A Rabbi’s Take on an Agnostic’s Apologia
Doubt and Dialogue
Can one be Jewish and agnostic? This paradox opens the stunning new book by Lesley Hazleton, Agnostic: A Spirited Manifesto (Riverhead Books, $13.99). In luminous and readable prose, Hazleton tackles the sticky questions of our faith-focused age: what does it mean to doubt, to be unsure of one’s belief in a higher power? Her meandering responses will fascinate the religious and the secular reader alike.
A celebrated journalist, Hazleton is noted for her work on Mideast politics. This book focuses on the subject of her more intimate blog, The Accidental Theologian, where personal anecdotes lead to incisive discussion of belief. She characterizes agnosticism as “free-spirited, thoughtful, and independent-minded,” defined by a willingness to investigate many of the deeper complexities around divinity and faith prohibited both by strict orthodoxy and by doctrinaire atheism. Thematic sections discuss the anthropomorphic limiting of God; the relationship between doubt and faith; mystery and the infinite; mortality, afterlife and the soul.
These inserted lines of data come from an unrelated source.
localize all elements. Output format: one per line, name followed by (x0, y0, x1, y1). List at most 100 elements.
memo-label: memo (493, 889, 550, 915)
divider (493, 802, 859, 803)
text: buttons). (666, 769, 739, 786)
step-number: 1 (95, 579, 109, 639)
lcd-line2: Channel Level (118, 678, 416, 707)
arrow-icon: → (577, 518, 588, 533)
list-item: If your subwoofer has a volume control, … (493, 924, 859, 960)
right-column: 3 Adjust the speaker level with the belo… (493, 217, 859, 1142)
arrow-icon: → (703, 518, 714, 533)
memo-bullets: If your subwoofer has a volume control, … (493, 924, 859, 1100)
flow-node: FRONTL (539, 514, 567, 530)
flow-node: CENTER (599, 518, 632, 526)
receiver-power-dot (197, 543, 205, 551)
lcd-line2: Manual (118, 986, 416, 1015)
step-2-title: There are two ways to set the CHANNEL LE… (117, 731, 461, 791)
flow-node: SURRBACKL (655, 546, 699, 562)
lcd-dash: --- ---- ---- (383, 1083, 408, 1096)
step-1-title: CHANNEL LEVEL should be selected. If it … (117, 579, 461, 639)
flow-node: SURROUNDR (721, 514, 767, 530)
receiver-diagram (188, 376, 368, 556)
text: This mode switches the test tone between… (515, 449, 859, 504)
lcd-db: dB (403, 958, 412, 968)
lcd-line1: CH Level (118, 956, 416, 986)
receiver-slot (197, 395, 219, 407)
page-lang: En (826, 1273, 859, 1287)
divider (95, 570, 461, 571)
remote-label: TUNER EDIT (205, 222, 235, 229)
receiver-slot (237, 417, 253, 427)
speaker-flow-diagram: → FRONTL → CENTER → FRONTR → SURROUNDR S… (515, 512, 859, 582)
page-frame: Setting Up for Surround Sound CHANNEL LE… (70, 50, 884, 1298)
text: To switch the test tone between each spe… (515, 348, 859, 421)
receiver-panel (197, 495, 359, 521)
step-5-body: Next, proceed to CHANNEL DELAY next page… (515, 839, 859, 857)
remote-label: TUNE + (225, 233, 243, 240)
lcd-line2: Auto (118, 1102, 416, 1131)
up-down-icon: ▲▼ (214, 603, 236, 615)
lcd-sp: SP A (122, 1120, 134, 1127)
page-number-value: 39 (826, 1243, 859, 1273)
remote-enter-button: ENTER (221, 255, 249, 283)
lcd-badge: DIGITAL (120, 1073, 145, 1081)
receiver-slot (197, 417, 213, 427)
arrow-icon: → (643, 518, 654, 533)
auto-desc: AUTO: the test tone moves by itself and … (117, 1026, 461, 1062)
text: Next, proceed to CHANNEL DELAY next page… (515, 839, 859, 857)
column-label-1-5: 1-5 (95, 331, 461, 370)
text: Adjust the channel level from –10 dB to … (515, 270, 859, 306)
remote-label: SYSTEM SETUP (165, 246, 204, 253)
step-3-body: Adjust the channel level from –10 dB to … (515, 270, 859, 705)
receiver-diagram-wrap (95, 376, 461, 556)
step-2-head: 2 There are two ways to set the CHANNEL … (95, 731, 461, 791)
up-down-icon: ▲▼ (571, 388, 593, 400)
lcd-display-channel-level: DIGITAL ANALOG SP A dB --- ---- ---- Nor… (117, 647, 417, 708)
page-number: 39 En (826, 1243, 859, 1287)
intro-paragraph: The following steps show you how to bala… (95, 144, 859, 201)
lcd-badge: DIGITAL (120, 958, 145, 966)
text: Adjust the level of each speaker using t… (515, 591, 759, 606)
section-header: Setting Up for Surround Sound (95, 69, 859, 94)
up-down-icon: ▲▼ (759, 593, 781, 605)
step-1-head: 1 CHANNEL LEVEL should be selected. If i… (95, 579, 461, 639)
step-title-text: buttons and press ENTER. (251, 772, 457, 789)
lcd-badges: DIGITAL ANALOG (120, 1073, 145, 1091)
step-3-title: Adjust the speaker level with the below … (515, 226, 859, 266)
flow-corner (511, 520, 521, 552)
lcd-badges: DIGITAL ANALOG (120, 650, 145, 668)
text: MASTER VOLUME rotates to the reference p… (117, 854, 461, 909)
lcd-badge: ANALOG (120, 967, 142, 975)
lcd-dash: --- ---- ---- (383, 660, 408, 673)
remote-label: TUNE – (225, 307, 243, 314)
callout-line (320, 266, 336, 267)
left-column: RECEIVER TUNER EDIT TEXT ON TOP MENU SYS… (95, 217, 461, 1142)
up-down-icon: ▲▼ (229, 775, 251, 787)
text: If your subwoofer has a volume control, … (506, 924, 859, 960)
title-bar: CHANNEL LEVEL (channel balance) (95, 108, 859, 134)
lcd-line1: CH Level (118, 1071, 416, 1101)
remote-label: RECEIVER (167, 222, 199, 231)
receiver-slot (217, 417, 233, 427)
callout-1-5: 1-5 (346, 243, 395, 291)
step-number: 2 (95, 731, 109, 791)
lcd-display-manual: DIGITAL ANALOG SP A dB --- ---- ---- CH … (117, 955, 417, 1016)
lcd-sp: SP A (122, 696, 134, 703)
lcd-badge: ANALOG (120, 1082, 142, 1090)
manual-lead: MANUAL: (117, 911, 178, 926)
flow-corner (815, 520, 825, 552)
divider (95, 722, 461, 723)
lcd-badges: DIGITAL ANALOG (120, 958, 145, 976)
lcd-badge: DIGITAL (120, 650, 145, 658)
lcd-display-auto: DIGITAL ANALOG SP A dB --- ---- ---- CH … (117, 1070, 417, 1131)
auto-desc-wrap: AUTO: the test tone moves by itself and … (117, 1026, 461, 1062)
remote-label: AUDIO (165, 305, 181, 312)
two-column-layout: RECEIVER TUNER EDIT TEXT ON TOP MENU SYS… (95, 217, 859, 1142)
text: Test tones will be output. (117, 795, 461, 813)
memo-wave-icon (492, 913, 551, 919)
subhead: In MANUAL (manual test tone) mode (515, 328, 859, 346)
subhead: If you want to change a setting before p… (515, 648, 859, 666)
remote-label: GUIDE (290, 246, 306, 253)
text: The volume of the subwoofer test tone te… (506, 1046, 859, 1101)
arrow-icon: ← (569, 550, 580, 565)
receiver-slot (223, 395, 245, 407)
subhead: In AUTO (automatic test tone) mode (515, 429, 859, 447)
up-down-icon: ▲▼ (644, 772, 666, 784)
What keeps these heady topics accessible is Hazleton’s lively prose and the accounts of her personal journey, as in this retelling of hiking a Northwest mountain. “Each time I looked back, the mountain seemed more threatening, filling me with the visceral sense of an infinitely powerful presence—not of a divine being, but of an implacable, unthinking, inhuman force that was very much of this world, in which my existence, this individual human life, was utterly irrelevant.” Hazleton engages with the wealth of scholarship on this topic but does not let it derail her: her work is that rare work of philosophy both profound and clear.
As a rabbi in this postmodern age, I occasionally saw Hazleton’s manifesto positing a straw man of religious dogmatism that doesn’t quite fit with contemporary Judaism’s comfort with multiple models of divinity. While she identifies as Jewish on the very first page, many of her frameworks seem to be drawn from a Christian perspective on faith, such as having a religious requirement to believe in a God both omnipotent and personal. Ambivalence about the Divine is rife in modern liberal Judaism (although we do pray to “Our Father, Our King” on the High Holidays). The sections of Agnostic that most spoke to me were on doubt and faith. “Where belief is the easy way out, a comfortable position for pious couch potatoes, faith demands an active engagement with uncertainty.” This book both comforted me by echoing my own internal questions and challenged me to engage in more active self-reflection: what do I really believe, and how can I live in accord with this theology?
Hazleton’s captivating book is about how to live deeply and honestly. I highly recommend it to the pious, the doubting, and the religious seeker.
Rabbi Sara N. S. Meirowitz is Assistant Department Chair of Jewish Studies at Gann Academy in Waltham, MA.